大井川通信

大井川あたりの事ども

『彼岸過迄』 夏目漱石 1912

読書会の課題で読む。日本文学の中で、漱石村上春樹だけは、ちゃんと読んでおきたいとぼんやり考えていた。前者は、柄谷行人や佐藤泰正先生らの漱石論があるためだし、後者は親しい安部さんが好きだからという理由からだ。

自分の感想を作ったあとで、柄谷の作品論を読むと、やはりさすがだと思った。佐藤先生の作品論は今の僕にはまだ難しい部分がある。 

作品の前半分くらいは退屈で、こんなに漱石ってつまらなかったっけ、と思った。後半とくに「須永の話」あたりが、好き嫌いはともかくとして、漱石の本領発揮という感じである。三角関係の力学と嫉妬の心理分析などは、ねちっこく細かすぎるくらいだけれどもきわめて正確だ。

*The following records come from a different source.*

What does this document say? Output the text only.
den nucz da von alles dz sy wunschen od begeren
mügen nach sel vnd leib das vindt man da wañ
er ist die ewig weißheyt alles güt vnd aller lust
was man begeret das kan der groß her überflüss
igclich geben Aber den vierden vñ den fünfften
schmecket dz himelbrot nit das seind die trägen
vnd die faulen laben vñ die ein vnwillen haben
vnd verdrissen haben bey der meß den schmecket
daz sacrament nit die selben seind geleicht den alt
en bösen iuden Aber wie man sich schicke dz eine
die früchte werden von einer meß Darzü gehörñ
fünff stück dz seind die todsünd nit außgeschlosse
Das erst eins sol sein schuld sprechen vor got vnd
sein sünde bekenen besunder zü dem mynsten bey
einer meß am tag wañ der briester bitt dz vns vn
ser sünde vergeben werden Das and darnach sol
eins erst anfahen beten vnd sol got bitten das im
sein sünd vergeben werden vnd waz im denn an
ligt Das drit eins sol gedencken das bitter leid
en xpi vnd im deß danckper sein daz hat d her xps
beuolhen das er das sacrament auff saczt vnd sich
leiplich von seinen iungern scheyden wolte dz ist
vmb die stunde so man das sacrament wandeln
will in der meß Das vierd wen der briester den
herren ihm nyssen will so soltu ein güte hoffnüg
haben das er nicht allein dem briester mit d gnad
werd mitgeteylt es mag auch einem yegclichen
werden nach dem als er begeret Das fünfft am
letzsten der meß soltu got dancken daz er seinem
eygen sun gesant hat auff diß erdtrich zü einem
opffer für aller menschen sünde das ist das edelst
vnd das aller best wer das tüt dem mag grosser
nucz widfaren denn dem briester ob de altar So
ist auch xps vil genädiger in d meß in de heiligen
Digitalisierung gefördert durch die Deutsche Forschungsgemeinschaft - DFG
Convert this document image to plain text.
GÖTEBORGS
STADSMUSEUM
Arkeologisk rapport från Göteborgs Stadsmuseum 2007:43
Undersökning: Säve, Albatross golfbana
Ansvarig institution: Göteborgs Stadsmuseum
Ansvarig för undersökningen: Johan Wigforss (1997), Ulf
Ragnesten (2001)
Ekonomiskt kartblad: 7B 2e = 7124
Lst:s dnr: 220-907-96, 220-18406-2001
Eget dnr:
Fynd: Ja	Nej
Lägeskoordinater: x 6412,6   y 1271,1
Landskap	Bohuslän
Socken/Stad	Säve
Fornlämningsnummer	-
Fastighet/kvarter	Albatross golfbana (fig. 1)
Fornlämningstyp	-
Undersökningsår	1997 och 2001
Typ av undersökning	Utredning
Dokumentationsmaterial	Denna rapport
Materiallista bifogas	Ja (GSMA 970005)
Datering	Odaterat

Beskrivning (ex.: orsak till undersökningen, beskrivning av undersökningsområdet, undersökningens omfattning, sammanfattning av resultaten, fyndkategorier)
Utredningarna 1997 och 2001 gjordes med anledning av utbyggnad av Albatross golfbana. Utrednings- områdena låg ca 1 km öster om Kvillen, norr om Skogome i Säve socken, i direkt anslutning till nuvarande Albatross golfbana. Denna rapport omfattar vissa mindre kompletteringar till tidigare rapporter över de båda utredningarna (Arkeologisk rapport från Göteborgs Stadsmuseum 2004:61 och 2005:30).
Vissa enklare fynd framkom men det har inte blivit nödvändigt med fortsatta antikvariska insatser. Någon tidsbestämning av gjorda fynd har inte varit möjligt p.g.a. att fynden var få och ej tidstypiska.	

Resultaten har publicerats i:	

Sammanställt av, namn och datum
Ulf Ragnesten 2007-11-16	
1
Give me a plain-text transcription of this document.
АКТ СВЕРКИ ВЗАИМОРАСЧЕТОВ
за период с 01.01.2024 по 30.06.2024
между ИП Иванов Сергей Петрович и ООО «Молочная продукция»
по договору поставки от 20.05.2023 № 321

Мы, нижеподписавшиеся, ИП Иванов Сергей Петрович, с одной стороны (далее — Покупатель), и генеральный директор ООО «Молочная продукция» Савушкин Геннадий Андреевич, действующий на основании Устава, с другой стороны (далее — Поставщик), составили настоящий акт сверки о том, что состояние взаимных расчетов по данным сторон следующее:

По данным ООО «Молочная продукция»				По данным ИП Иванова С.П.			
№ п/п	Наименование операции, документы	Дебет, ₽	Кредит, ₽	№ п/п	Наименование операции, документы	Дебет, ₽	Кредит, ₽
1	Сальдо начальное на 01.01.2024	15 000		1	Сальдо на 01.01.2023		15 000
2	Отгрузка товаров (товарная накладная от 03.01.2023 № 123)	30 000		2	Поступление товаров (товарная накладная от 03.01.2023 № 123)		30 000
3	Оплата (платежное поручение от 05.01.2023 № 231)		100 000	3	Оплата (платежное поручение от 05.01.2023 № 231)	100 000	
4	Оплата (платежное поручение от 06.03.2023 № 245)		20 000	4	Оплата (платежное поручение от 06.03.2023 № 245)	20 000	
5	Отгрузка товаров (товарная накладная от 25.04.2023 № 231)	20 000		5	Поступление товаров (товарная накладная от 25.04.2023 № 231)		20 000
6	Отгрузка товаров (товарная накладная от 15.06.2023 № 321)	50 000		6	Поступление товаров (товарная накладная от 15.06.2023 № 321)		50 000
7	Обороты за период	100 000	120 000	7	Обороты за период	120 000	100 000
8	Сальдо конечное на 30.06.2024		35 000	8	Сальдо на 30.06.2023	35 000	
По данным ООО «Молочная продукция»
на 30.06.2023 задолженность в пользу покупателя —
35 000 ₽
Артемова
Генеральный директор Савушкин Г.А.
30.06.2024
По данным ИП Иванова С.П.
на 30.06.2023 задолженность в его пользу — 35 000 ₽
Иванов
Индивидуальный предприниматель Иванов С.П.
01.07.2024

こんなに地味な話が、新聞小説として成立したのだから、今とはだいぶ違った時代だったのだろう。近代化が進み、知識階級が生まれたけれど、労働市場が完備されてないから仕事にありつけず、消費市場も情報ネットワークも成立していないから、手持ちぶさたでやることがない。

だから好奇心は、目の前の人間(自分の内面や他人の有り様の詮索)に向わざるを得ない。若い知識層や新世代の男女がどんな内面をもっているかだけでも、十分興味深い題材になったのかもしれない。

須永の母親は、夫の浮気によって生まれた市蔵を無理やりに愛そうとするために、実の姪である千代子と結び付けて自分の支配下に置くとともに、一種の復讐を企てたのだと思う。

須永の母親の仕掛けによって、二人は結婚すべく洗脳されているけれど、市蔵は自意識過剰のあまり洗脳が解けかけているし、千代子の方も市蔵の魅力の無さに気づいている。離れられない運命の二人みたいな、叔父の松本による分析は、そもそもの原因である母親のたくらみを無視しているから間違っていると思う。

本文中に、内幸町の叔父(田口のこと)、矢来の叔父(松本のこと)の記述があった。僕の親世代も、赤坂の叔父、永福町の叔母という風に住んでいる地名で親戚を呼んでいたが、そういう習慣は今後まだ生き残っていくのだろうか?